I am trying to understand a proof that $S_3$ is isomorphic to $\operatorname{Aut}(S_3)$ located on page 2 of this link: http://www.math.ntu.edu.tw/~hchu/Algebra/Jacobson%5B19%5D.pdf
I'm going to rewrite the proof in my own words and pause at the steps that I can't follow.
We have $$S_3 = \{e, a = (123), a^2 = (132), b = (12), ab = (123)\},$$ so, e.g., $S_3 = \langle (123), (12) \rangle$. It follows then that $ba = a^2 b$, which implies that \begin{align*} (a^m b^n)(a^p b^q) = a^{m+(n+1)p} b^{n+q}, \end{align*} where $m,p \in \{0,1,2\}$ and $n,q \in \{0,1\}$.
My first point of confusion is trying to verify this. One possibility is running over cases, but there must be an easier way. First, the claim seems to be that because $S_3$ is generated by $a$ and $b$, I can write any element $x \in S_3$ as $x = a^m b^n$ where $m \in \{0,1,2\}$ (since the order of $a$ is $3$) and $n \in \{0,1\}$ (since $b$ has order $2$). The problem then becomes that I don't know how to introduce $ba = a^2 b$ since I don't know if I have two factors of $a$ to work with. I assume this boils down to an associativity argument, but I'm struggling to see how to do it.
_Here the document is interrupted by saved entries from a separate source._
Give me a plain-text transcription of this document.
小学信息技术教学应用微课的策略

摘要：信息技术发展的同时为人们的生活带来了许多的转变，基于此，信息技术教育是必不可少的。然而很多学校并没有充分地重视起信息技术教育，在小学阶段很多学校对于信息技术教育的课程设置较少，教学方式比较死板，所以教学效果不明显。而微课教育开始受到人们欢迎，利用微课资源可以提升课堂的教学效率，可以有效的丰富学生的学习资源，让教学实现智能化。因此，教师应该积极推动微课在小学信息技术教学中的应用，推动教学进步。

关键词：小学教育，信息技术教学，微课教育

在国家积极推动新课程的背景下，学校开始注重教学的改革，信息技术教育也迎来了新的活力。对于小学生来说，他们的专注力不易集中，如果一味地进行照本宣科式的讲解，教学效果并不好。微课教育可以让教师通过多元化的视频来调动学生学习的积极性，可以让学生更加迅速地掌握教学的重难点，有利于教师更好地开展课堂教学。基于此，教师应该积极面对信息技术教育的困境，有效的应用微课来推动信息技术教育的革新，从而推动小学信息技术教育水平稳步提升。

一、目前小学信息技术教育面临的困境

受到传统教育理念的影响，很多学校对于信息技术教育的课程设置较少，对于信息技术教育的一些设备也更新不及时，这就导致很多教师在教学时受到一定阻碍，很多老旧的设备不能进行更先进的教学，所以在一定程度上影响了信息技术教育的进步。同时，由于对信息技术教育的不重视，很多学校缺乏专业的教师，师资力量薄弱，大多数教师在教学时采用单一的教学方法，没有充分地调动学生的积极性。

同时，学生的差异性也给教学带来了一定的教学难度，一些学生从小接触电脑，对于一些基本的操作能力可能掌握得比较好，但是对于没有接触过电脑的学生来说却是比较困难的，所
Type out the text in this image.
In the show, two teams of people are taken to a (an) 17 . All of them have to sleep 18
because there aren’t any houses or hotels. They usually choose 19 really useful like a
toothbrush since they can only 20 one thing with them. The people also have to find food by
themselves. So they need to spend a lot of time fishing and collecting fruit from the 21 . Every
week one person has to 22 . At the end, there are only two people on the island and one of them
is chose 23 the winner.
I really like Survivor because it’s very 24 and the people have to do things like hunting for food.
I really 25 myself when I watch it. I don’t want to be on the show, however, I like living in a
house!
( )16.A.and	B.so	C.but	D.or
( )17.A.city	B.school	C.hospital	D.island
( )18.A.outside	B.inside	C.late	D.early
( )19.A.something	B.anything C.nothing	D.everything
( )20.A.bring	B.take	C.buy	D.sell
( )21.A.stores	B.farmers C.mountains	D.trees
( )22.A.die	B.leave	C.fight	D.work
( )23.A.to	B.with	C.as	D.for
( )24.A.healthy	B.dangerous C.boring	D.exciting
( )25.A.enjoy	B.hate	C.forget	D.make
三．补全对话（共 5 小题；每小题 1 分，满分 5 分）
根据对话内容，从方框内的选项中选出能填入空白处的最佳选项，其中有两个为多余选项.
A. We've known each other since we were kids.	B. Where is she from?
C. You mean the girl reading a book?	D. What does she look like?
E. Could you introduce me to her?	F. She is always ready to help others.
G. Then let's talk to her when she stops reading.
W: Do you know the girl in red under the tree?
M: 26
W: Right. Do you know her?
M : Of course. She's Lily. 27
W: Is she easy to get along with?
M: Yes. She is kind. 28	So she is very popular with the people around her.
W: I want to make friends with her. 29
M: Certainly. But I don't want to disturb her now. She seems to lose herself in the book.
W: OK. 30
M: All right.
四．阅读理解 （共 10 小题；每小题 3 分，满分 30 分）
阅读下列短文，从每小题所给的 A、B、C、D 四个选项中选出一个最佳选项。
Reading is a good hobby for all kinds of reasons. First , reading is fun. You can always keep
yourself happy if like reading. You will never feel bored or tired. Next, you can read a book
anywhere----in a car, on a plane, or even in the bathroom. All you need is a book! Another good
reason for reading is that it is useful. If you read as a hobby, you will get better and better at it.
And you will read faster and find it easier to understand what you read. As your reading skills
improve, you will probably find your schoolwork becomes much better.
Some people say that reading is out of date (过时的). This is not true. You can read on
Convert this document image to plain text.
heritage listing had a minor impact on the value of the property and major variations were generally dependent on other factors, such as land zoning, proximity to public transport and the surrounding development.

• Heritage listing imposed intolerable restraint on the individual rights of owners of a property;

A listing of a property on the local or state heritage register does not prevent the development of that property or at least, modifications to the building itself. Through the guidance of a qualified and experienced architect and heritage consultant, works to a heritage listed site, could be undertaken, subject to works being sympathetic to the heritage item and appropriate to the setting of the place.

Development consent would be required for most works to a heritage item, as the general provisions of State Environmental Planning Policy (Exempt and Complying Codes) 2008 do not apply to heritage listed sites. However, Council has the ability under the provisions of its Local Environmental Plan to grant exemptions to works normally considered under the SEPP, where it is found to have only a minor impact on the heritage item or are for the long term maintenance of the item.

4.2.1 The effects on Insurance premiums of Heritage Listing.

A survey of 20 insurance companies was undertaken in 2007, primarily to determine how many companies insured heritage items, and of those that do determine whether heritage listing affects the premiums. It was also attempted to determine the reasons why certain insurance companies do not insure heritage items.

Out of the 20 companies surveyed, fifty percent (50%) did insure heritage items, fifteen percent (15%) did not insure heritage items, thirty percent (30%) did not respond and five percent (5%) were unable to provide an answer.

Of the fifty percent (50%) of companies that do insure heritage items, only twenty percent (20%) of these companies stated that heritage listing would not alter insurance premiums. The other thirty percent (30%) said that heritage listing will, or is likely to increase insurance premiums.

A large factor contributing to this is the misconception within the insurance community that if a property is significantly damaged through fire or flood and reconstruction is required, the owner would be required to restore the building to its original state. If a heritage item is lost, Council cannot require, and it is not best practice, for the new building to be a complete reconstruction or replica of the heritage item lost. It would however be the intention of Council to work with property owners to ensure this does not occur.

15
Given any automorphism $\phi$ acting on $x \in G$, $\phi(x)$ has the same order as $x$. Then $\phi(a) = a^i$ and $\phi(b) = a^j b$ where $i = 1,2$ and $j = 0,1,2$.
I understand the first sentence but not what follows. $a$ has order $3$, but upon mapping it to $a^I$, it no longer has order $3$; similarly for mapping $b$, an element of order $2$, to $a^j b$. Am I missing something here?
The remainder of the proof follows from these facts, so I think if I could understand these steps, I could probably make sense of the rest.